The Supreme Court's docket in 2008 may include a case out of Nashville, TN involving sexual harassment. An article out of the Tennessean gives a synopsis of the facts:

The case began in 2002, when Vicky Crawford, then a payroll supervisor who had worked for the school system for 30 years, was contacted by school officials looking into allegations of sexual misconduct against Gene Hughes, then the schools' employee relations director.Crawford told investigators that she had seen Hughes grab his crotch in her presence, that he had asked to see her breasts, and on one occasion, he grabbed her head and tried to force it into his groin. At the time, Hughes was responsible for investigating all claims of sexual harassment in the school district. The lawsuit alleges that the internal investigation ended with no disciplinary action against Hughes. But Crawford, and two other female employees who cooperated with the probe, were fired, the suit says.
Title VII prohibits employers from taking adverse employment actions against employees who oppose unlawful employment practices such as sexual harassment. At issue in Crawford's retaliation claim under Title VII is the definition of oppose.

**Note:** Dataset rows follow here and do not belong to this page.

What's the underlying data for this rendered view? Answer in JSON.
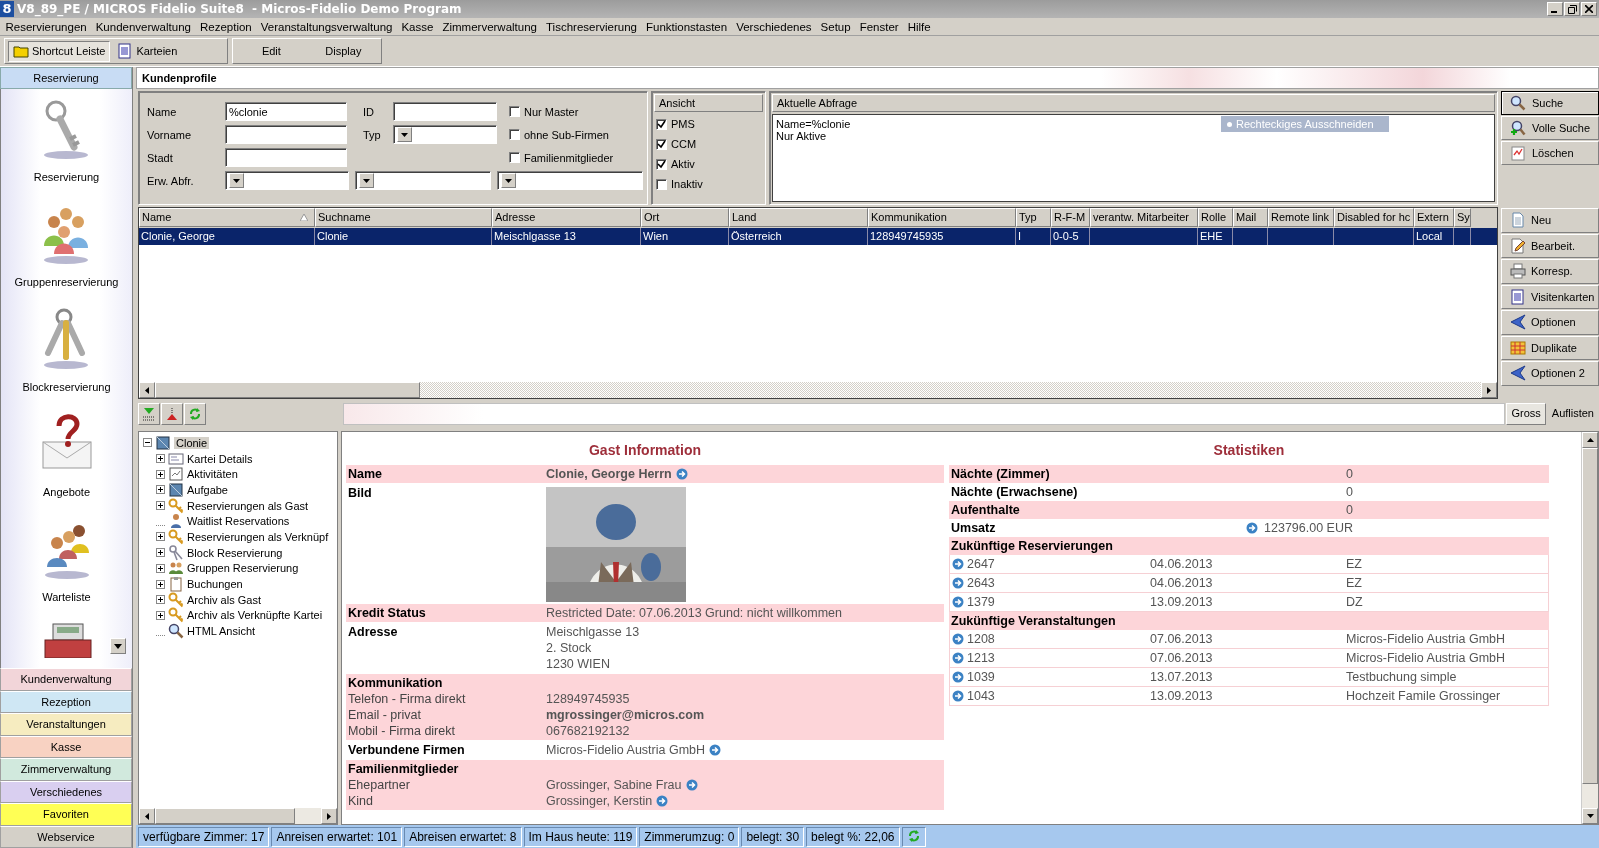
{
  "window": {
    "logo": "8",
    "title": "V8_89_PE / MICROS Fidelio Suite8  - Micros-Fidelio Demo Program"
  },
  "menu": [
    "Reservierungen",
    "Kundenverwaltung",
    "Rezeption",
    "Veranstaltungsverwaltung",
    "Kasse",
    "Zimmerverwaltung",
    "Tischreservierung",
    "Funktionstasten",
    "Verschiedenes",
    "Setup",
    "Fenster",
    "Hilfe"
  ],
  "toolbar": {
    "tabs": [
      {
        "label": "Shortcut Leiste",
        "kind": "folder",
        "selected": true
      },
      {
        "label": "Karteien",
        "kind": "cards",
        "selected": false
      }
    ],
    "buttons": [
      "Edit",
      "Display"
    ]
  },
  "sidebar": {
    "header": "Reservierung",
    "shortcuts": [
      {
        "label": "Reservierung",
        "kind": "key"
      },
      {
        "label": "Gruppenreservierung",
        "kind": "group"
      },
      {
        "label": "Blockreservierung",
        "kind": "keys"
      },
      {
        "label": "Angebote",
        "kind": "letter"
      },
      {
        "label": "Warteliste",
        "kind": "queue"
      },
      {
        "kind": "register"
      }
    ],
    "sections": [
      {
        "label": "Kundenverwaltung",
        "color": "#f2d5d9"
      },
      {
        "label": "Rezeption",
        "color": "#cfe7f4"
      },
      {
        "label": "Veranstaltungen",
        "color": "#f6ecc0"
      },
      {
        "label": "Kasse",
        "color": "#f8d2c2"
      },
      {
        "label": "Zimmerverwaltung",
        "color": "#d1e9dd"
      },
      {
        "label": "Verschiedenes",
        "color": "#d9cff0"
      },
      {
        "label": "Favoriten",
        "color": "#ffff55"
      },
      {
        "label": "Webservice",
        "color": "#d4d0c8"
      }
    ]
  },
  "panel_title": "Kundenprofile",
  "search": {
    "name": {
      "label": "Name",
      "value": "%clonie"
    },
    "id": {
      "label": "ID"
    },
    "vorname": {
      "label": "Vorname"
    },
    "typ": {
      "label": "Typ"
    },
    "stadt": {
      "label": "Stadt"
    },
    "erw": {
      "label": "Erw. Abfr."
    },
    "options": [
      {
        "label": "Nur Master",
        "checked": false
      },
      {
        "label": "ohne Sub-Firmen",
        "checked": false
      },
      {
        "label": "Familienmitglieder",
        "checked": false
      }
    ]
  },
  "ansicht": {
    "title": "Ansicht",
    "options": [
      {
        "label": "PMS",
        "checked": true
      },
      {
        "label": "CCM",
        "checked": true
      },
      {
        "label": "Aktiv",
        "checked": true
      },
      {
        "label": "Inaktiv",
        "checked": false
      }
    ]
  },
  "query": {
    "title": "Aktuelle Abfrage",
    "lines": [
      "Name=%clonie",
      "Nur Aktive"
    ]
  },
  "tooltip": "Rechteckiges Ausschneiden",
  "search_buttons": [
    {
      "label": "Suche",
      "kind": "search"
    },
    {
      "label": "Volle Suche",
      "kind": "fullsearch"
    },
    {
      "label": "Löschen",
      "kind": "erase"
    }
  ],
  "table": {
    "columns": [
      {
        "label": "Name",
        "sorted": true
      },
      {
        "label": "Suchname",
        "sorted": false
      },
      {
        "label": "Adresse",
        "sorted": false
      },
      {
        "label": "Ort",
        "sorted": false
      },
      {
        "label": "Land",
        "sorted": false
      },
      {
        "label": "Kommunikation",
        "sorted": false
      },
      {
        "label": "Typ",
        "sorted": false
      },
      {
        "label": "R-F-M",
        "sorted": false
      },
      {
        "label": "verantw. Mitarbeiter",
        "sorted": false
      },
      {
        "label": "Rolle",
        "sorted": false
      },
      {
        "label": "Mail",
        "sorted": false
      },
      {
        "label": "Remote link",
        "sorted": false
      },
      {
        "label": "Disabled for hc",
        "sorted": false
      },
      {
        "label": "Extern",
        "sorted": false
      },
      {
        "label": "Sy",
        "sorted": false
      }
    ],
    "rows": [
      {
        "selected": true,
        "cells": [
          "Clonie, George",
          "Clonie",
          "Meischlgasse 13",
          "Wien",
          "Österreich",
          "128949745935",
          "I",
          "0-0-5",
          "",
          "EHE",
          "",
          "",
          "",
          "Local",
          ""
        ]
      }
    ]
  },
  "record_buttons": [
    {
      "label": "Neu",
      "kind": "new"
    },
    {
      "label": "Bearbeit.",
      "kind": "edit"
    },
    {
      "label": "Korresp.",
      "kind": "print"
    },
    {
      "label": "Visitenkarten",
      "kind": "cards"
    },
    {
      "label": "Optionen",
      "kind": "options"
    },
    {
      "label": "Duplikate",
      "kind": "duplicates"
    },
    {
      "label": "Optionen 2",
      "kind": "options"
    }
  ],
  "view_tabs": [
    {
      "label": "Gross",
      "selected": true
    },
    {
      "label": "Auflisten",
      "selected": false
    }
  ],
  "tree": {
    "label": "Clonie",
    "expanded": true,
    "selected": true,
    "children": [
      {
        "label": "Kartei Details",
        "kind": "card",
        "expandable": true
      },
      {
        "label": "Aktivitäten",
        "kind": "activity",
        "expandable": true
      },
      {
        "label": "Aufgabe",
        "kind": "task",
        "expandable": true
      },
      {
        "label": "Reservierungen als Gast",
        "kind": "key",
        "expandable": true
      },
      {
        "label": "Waitlist Reservations",
        "kind": "waitlist",
        "expandable": false
      },
      {
        "label": "Reservierungen als Verknüpf",
        "kind": "key",
        "expandable": true
      },
      {
        "label": "Block Reservierung",
        "kind": "block",
        "expandable": true
      },
      {
        "label": "Gruppen Reservierung",
        "kind": "group",
        "expandable": true
      },
      {
        "label": "Buchungen",
        "kind": "clipboard",
        "expandable": true
      },
      {
        "label": "Archiv als Gast",
        "kind": "key",
        "expandable": true
      },
      {
        "label": "Archiv als Verknüpfte Kartei",
        "kind": "key",
        "expandable": true
      },
      {
        "label": "HTML Ansicht",
        "kind": "search",
        "expandable": false
      }
    ]
  },
  "guest": {
    "title": "Gast Information",
    "rows": [
      {
        "kind": "field",
        "label": "Name",
        "values": [
          "Clonie, George Herrn"
        ],
        "bold": true,
        "link": true
      },
      {
        "kind": "picture",
        "label": "Bild"
      },
      {
        "kind": "field",
        "label": "Kredit Status",
        "values": [
          "Restricted Date: 07.06.2013 Grund: nicht willkommen"
        ],
        "bold": false,
        "link": false
      },
      {
        "kind": "field",
        "label": "Adresse",
        "values": [
          "Meischlgasse 13",
          "2. Stock",
          "1230 WIEN"
        ],
        "bold": false,
        "link": false
      },
      {
        "kind": "group",
        "label": "Kommunikation",
        "items": [
          {
            "label": "Telefon - Firma direkt",
            "value": "128949745935",
            "bold": false,
            "link": false
          },
          {
            "label": "Email - privat",
            "value": "mgrossinger@micros.com",
            "bold": true,
            "link": false
          },
          {
            "label": "Mobil - Firma direkt",
            "value": "067682192132",
            "bold": false,
            "link": false
          }
        ]
      },
      {
        "kind": "field",
        "label": "Verbundene Firmen",
        "values": [
          "Micros-Fidelio Austria GmbH"
        ],
        "bold": false,
        "link": true
      },
      {
        "kind": "group",
        "label": "Familienmitglieder",
        "items": [
          {
            "label": "Ehepartner",
            "value": "Grossinger, Sabine Frau",
            "bold": false,
            "link": true
          },
          {
            "label": "Kind",
            "value": "Grossinger, Kerstin",
            "bold": false,
            "link": true
          }
        ]
      }
    ]
  },
  "stats": {
    "title": "Statistiken",
    "rows": [
      {
        "label": "Nächte (Zimmer)",
        "value": "0",
        "link": false
      },
      {
        "label": "Nächte (Erwachsene)",
        "value": "0",
        "link": false
      },
      {
        "label": "Aufenthalte",
        "value": "0",
        "link": false
      },
      {
        "label": "Umsatz",
        "value": "123796.00 EUR",
        "link": true
      }
    ],
    "sections": [
      {
        "title": "Zukünftige Reservierungen",
        "entries": [
          {
            "number": "2647",
            "date": "04.06.2013",
            "info": "EZ"
          },
          {
            "number": "2643",
            "date": "04.06.2013",
            "info": "EZ"
          },
          {
            "number": "1379",
            "date": "13.09.2013",
            "info": "DZ"
          }
        ]
      },
      {
        "title": "Zukünftige Veranstaltungen",
        "entries": [
          {
            "number": "1208",
            "date": "07.06.2013",
            "info": "Micros-Fidelio Austria GmbH"
          },
          {
            "number": "1213",
            "date": "07.06.2013",
            "info": "Micros-Fidelio Austria GmbH"
          },
          {
            "number": "1039",
            "date": "13.07.2013",
            "info": "Testbuchung simple"
          },
          {
            "number": "1043",
            "date": "13.09.2013",
            "info": "Hochzeit Famile Grossinger"
          }
        ]
      }
    ]
  },
  "status_bar": [
    "verfügbare Zimmer: 17",
    "Anreisen erwartet: 101",
    "Abreisen erwartet: 8",
    "Im Haus heute: 119",
    "Zimmerumzug: 0",
    "belegt: 30",
    "belegt %: 22,06"
  ]
}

Crawford argued that she opposed Hughes' inappropriate conduct by cooperating with the school's internal investigation. In response, the school argued that Title VII's whistleblower provision was not intended to protect employees participating in an internal investigation initiated by an employer. Disregarding Title VII's broad remedial purpose, the district court and the Sixth Court agreed with the school's argument and dismissed Crawford's retaliation claim. Click here for the Sixth Circuit's decision.

If the Supreme Court grants certiorari, the issue will focus on whether an employee who is terminated after cooperating with an internal investigation in which she alleges unlawful employment practices states a claim for retaliation under Title VII.

December 31, 2007

Supreme Court Routs Title VII in 2007: Goodyear Wins Right to Discriminate Based on Gender

Employment attorneys seem to agree that the most controversial decision in 2007 was the Supreme Court’s ruling in Lilly Ledbetter v. Goodyear Tire & Rubber Co. Let's review what happened:

In 1979, Lilly Ledbetter began working as a supervisor at Goodyear’s tire assembly department in Gadsden, Alabama. During her first weeks of employment, her wages were identical to those of her male counterparts. Twenty years later, a rift in pay between Ms. Ledbetter and her male colleagues had become painstakingly clear.

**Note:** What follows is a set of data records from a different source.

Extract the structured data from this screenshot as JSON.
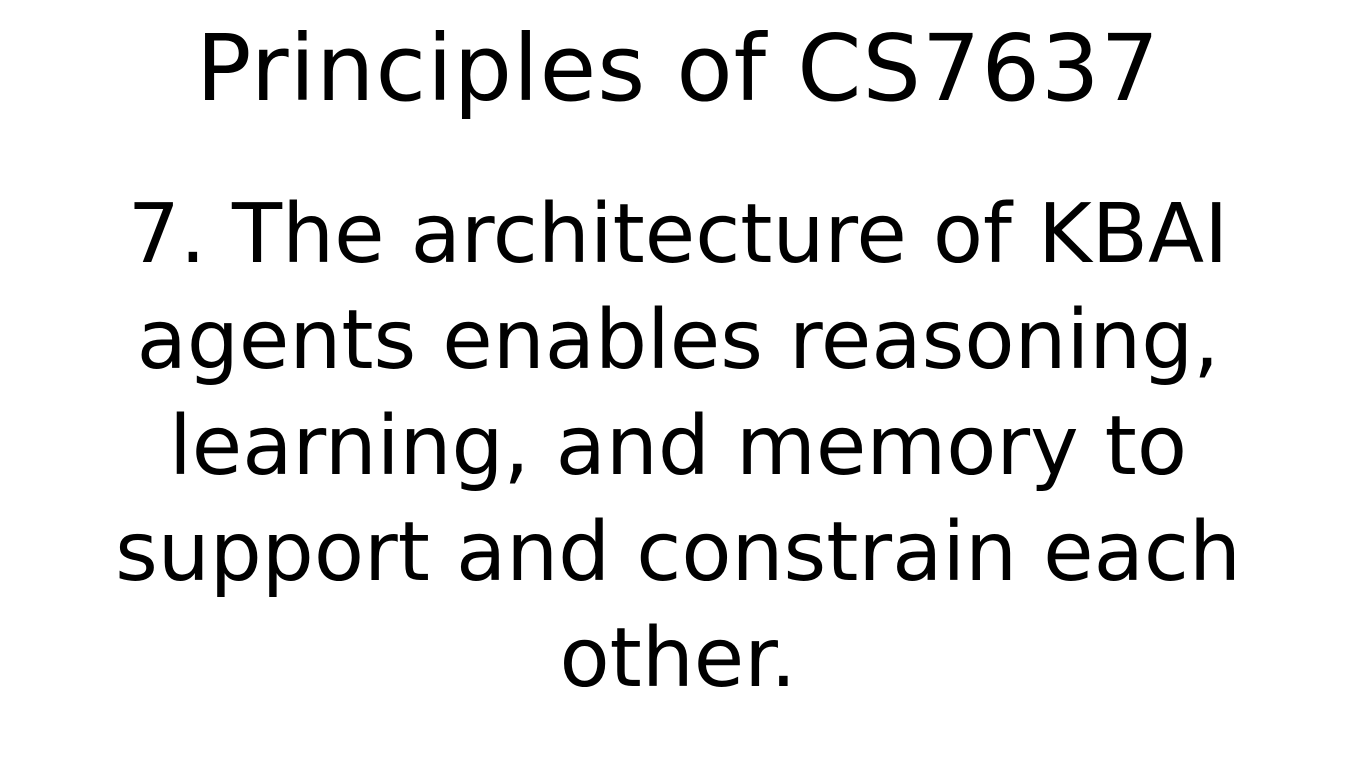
{
  "slide": {
    "title": "Principles of CS7637",
    "body_lines": [
      "7. The architecture of KBAI",
      "agents enables reasoning,",
      "learning, and memory to",
      "support and constrain each",
      "other."
    ]
  }
}
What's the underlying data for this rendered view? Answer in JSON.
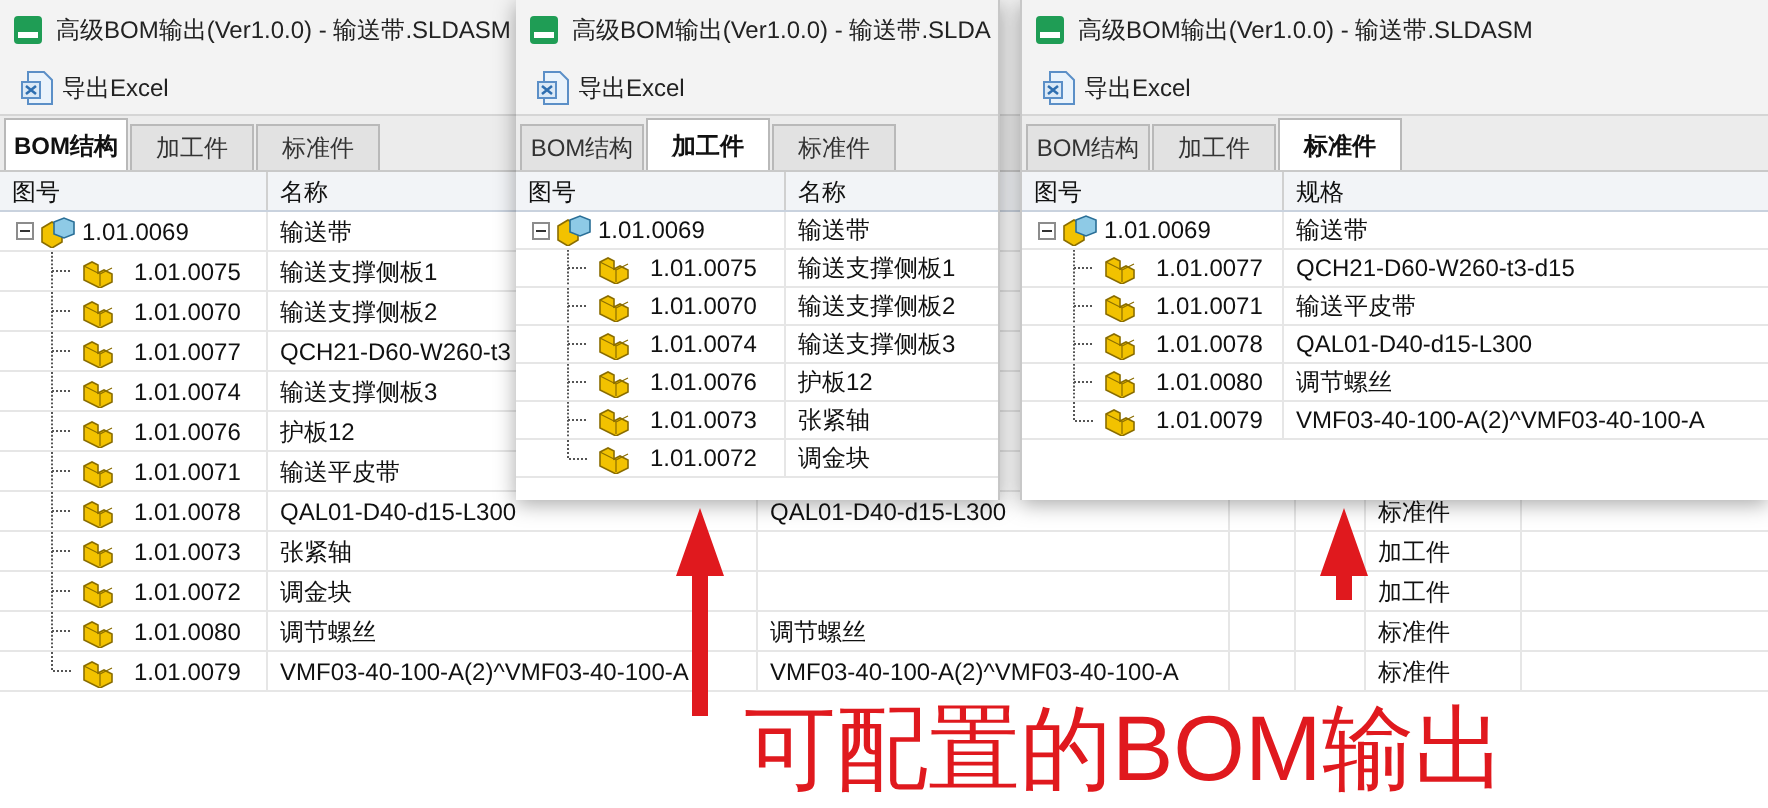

In 1998, Ms. Ledbetter received an anonymous letter, which revealed that she made about $15,000 less than her male co-workers at Goodyear. Inexplicably, Ms. Ledbetter’s pay was not even on par with recent hires with far less job experience. Ms. Ledbetter filed a discrimination charge with the Equal Employment Opportunity Commission less than a month after receiving the anonymous tip. At trial, her attorneys highlighted the disparity in pay between males and females doing the same work at the Gadsen Goodyear plant. The jury ultimately sided with Ms. Ledbetter, awarding her over $3.5 million in damages, which the district judge later reduced down to $360,000.

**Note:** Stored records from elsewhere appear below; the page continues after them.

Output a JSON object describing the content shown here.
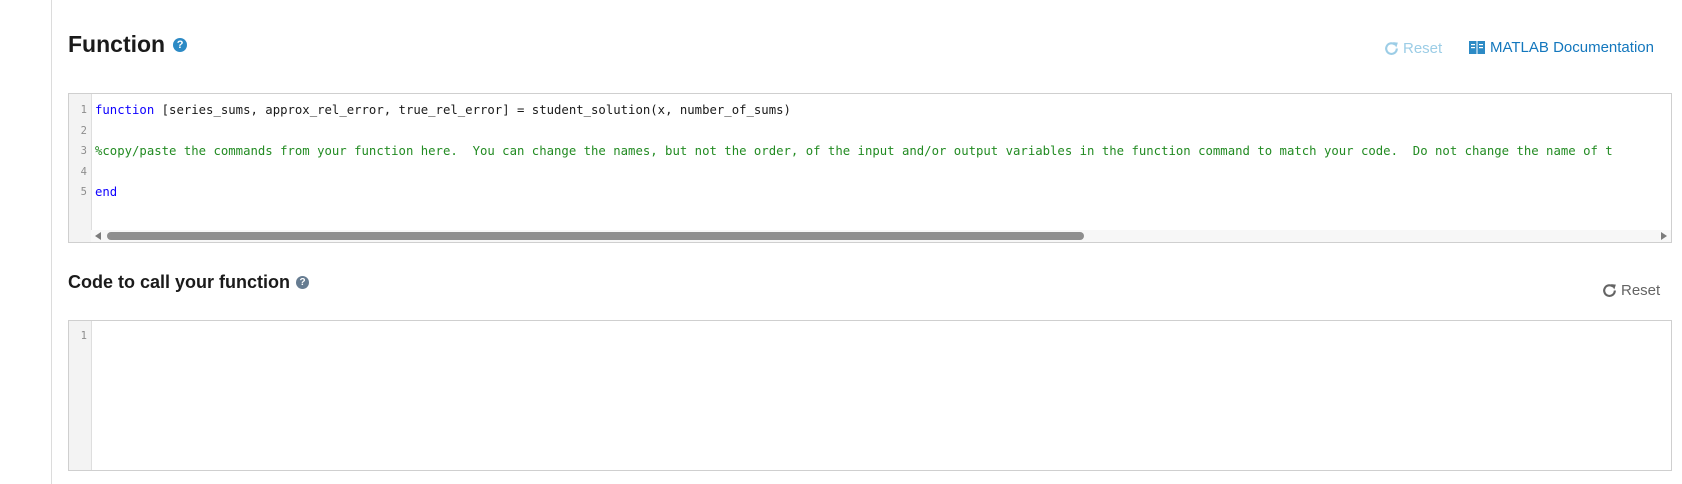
{
  "function_section": {
    "title": "Function",
    "help_icon": "question-circle-icon",
    "reset_label": "Reset",
    "reset_icon": "refresh-icon",
    "doc_label": "MATLAB Documentation",
    "doc_icon": "book-icon",
    "editor": {
      "lines": [
        {
          "num": "1",
          "parts": [
            {
              "type": "kw",
              "text": "function"
            },
            {
              "type": "plain",
              "text": " [series_sums, approx_rel_error, true_rel_error] = student_solution(x, number_of_sums)"
            }
          ]
        },
        {
          "num": "2",
          "parts": []
        },
        {
          "num": "3",
          "parts": [
            {
              "type": "cm",
              "text": "%copy/paste the commands from your function here.  You can change the names, but not the order, of the input and/or output variables in the function command to match your code.  Do not change the name of t"
            }
          ]
        },
        {
          "num": "4",
          "parts": []
        },
        {
          "num": "5",
          "parts": [
            {
              "type": "kw",
              "text": "end"
            }
          ]
        }
      ],
      "scrollbar": {
        "thumb_fraction": 0.63
      }
    }
  },
  "call_section": {
    "title": "Code to call your function",
    "help_icon": "question-circle-icon",
    "reset_label": "Reset",
    "reset_icon": "refresh-icon",
    "editor": {
      "lines": [
        {
          "num": "1",
          "parts": []
        }
      ]
    }
  },
  "colors": {
    "link_blue": "#1377bd",
    "reset_disabled": "#9ccde6",
    "reset_enabled": "#646464",
    "keyword": "#0e00ff",
    "comment": "#228b22"
  }
}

Title VII requires discrimination complaints to be made within 180 days of the employer’s discriminatory conduct. Goodyear appealed, arguing that the jury should not have considered each of the annual salary reviews that Ms. Ledbetter had received throughout her 20 year career with Goodyear. Citing Title VII, Goodyear maintained that the jury should only have evaluated the lone annual salary review that Ms. Ledbetter received in the 180 day limitations period before Ms. Ledbetter filed her complaint, despite the fact that the pay disparity had occurred over nearly two decades.

The U.S. Court of Appeals for the Eleventh Circuit, in part, agreed with Goodyear’s argument and held that the jury should have not have been allowed to evaluate Goodyear’s discriminatory pay decisions over Ms. Ledbetter’s entire career in light of Title VII’s 180 day limitations period. In doing so, the Eleventh Circuit ignored the vital fact that Ms. Ledbetter had not learned of the pay disparity until 1998.